What Happened
UBS released its latest forecast for the US bond market, predicting the 10-year Treasury yield will rise to 4.25% by the end of 2025, with the 2-year note yield reaching 3.65%. The firm highlighted near-term risks, particularly if core Personal Consumption Expenditures (PCE) inflation rises to 2.8% in Q1 before declining to 2% in Q3.
Why It’s Important
- Economic Growth: UBS expects US GDP to remain above trend until Q2 2025.
- Policy Uncertainty: President Trump’s early actions on tariffs, immigration, and Federal Reserve policies could heighten risks.
- Global Bond Markets: UBS believes the recent sell-off in UK gilts is overdone, forecasting UK short rates at 3.25% by year-end.
Market Implications
- Bond Market Risks: Yields exceeding 5% could become a concern for investors.
- Equity Market Impact: UBS projects a warranted equity risk premium (ERP) of 3.9%, supported by stable ISM/PMI data and credit spreads.

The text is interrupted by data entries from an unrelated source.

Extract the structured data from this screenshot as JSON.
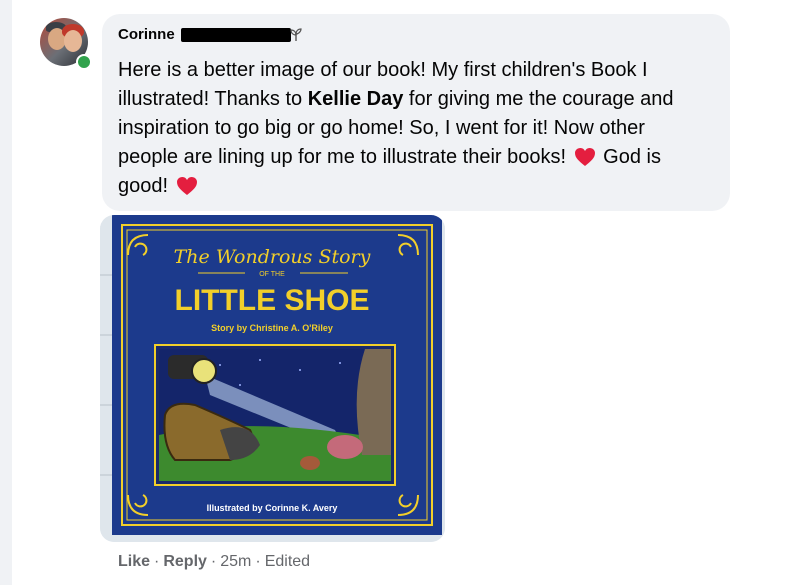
{
  "top_fragment": "· · · ·",
  "comment": {
    "author": "Corinne",
    "text_part1": "Here is a better image of our book! My first children's Book I illustrated! Thanks to ",
    "mention": "Kellie Day",
    "text_part2": " for giving me the courage and inspiration to go big or go home! So, I went for it! Now other people are lining up for me to illustrate their books! ",
    "text_part3": " God is good! ",
    "icons": [
      "heart-icon",
      "plant-icon"
    ]
  },
  "book_cover": {
    "title_top": "The Wondrous Story",
    "of_the": "OF THE",
    "title_main": "LITTLE SHOE",
    "byline": "Story by Christine A. O'Riley",
    "illustrator": "Illustrated by Corinne K. Avery"
  },
  "footer": {
    "like": "Like",
    "reply": "Reply",
    "time": "25m",
    "edited": "Edited"
  },
  "colors": {
    "bubble": "#f0f2f5",
    "text": "#050505",
    "meta": "#65676b",
    "online": "#31a24c",
    "cover_blue": "#1c3a8c",
    "cover_yellow": "#f2cf2a",
    "heart": "#e41e3f"
  }
}
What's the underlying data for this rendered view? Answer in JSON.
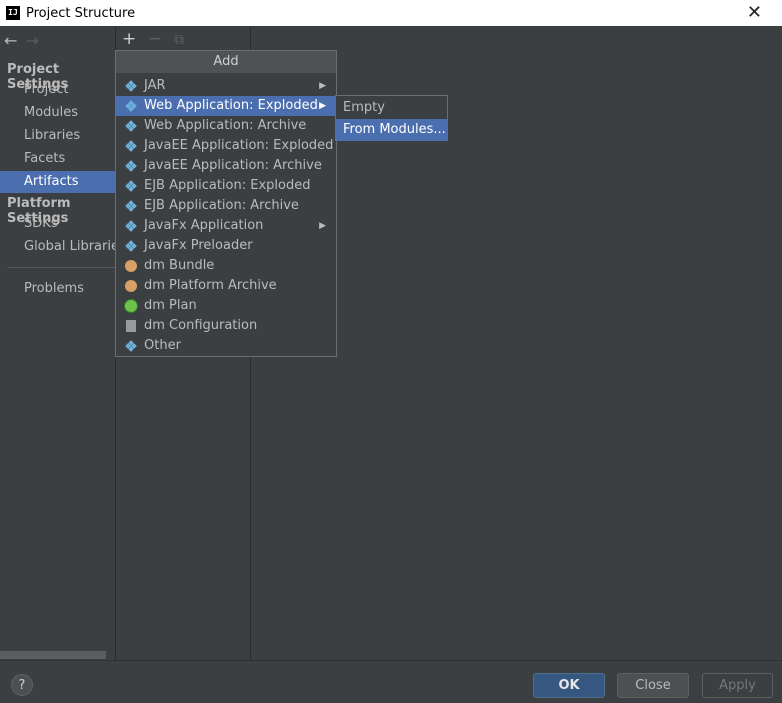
{
  "window": {
    "title": "Project Structure",
    "app_icon_text": "IJ",
    "close_glyph": "✕"
  },
  "nav": {
    "back_glyph": "←",
    "forward_glyph": "→"
  },
  "sidebar": {
    "project_settings_title": "Project Settings",
    "project_items": [
      "Project",
      "Modules",
      "Libraries",
      "Facets",
      "Artifacts"
    ],
    "selected": "Artifacts",
    "platform_settings_title": "Platform Settings",
    "platform_items": [
      "SDKs",
      "Global Libraries"
    ],
    "other_items": [
      "Problems"
    ]
  },
  "toolbar": {
    "add_glyph": "+",
    "remove_glyph": "−",
    "copy_glyph": "⧉"
  },
  "add_menu": {
    "title": "Add",
    "items": [
      {
        "label": "JAR",
        "icon": "diamond-icon",
        "submenu": true
      },
      {
        "label": "Web Application: Exploded",
        "icon": "web-exploded-icon",
        "submenu": true,
        "highlighted": true
      },
      {
        "label": "Web Application: Archive",
        "icon": "web-archive-icon"
      },
      {
        "label": "JavaEE Application: Exploded",
        "icon": "javaee-exploded-icon"
      },
      {
        "label": "JavaEE Application: Archive",
        "icon": "javaee-archive-icon"
      },
      {
        "label": "EJB Application: Exploded",
        "icon": "ejb-exploded-icon"
      },
      {
        "label": "EJB Application: Archive",
        "icon": "ejb-archive-icon"
      },
      {
        "label": "JavaFx Application",
        "icon": "javafx-icon",
        "submenu": true
      },
      {
        "label": "JavaFx Preloader",
        "icon": "javafx-preloader-icon"
      },
      {
        "label": "dm Bundle",
        "icon": "dm-bundle-icon"
      },
      {
        "label": "dm Platform Archive",
        "icon": "dm-platform-archive-icon"
      },
      {
        "label": "dm Plan",
        "icon": "dm-plan-icon"
      },
      {
        "label": "dm Configuration",
        "icon": "dm-configuration-icon"
      },
      {
        "label": "Other",
        "icon": "other-icon"
      }
    ],
    "submenu_arrow": "▶"
  },
  "submenu": {
    "items": [
      "Empty",
      "From Modules..."
    ],
    "highlighted": "From Modules..."
  },
  "footer": {
    "help_label": "?",
    "ok_label": "OK",
    "close_label": "Close",
    "apply_label": "Apply"
  },
  "colors": {
    "background": "#3c3f41",
    "selection": "#4b6eaf",
    "ok_button": "#365880"
  }
}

- Potential Market Bubble: UBS assigns a 35% probability to a market bubble forming, which could see price-to-earnings (P/E) ratios soar to 45 times in sectors comprising up to 40% of market capitalization.
Outlook
UBS suggests that if General AI technology enhances productivity by 1% starting in 2028, it could impact long-term ERP calculations. Additionally, corporate balance sheets—particularly in the tech sector—remain significantly stronger than government finances, potentially leading to a lower ERP.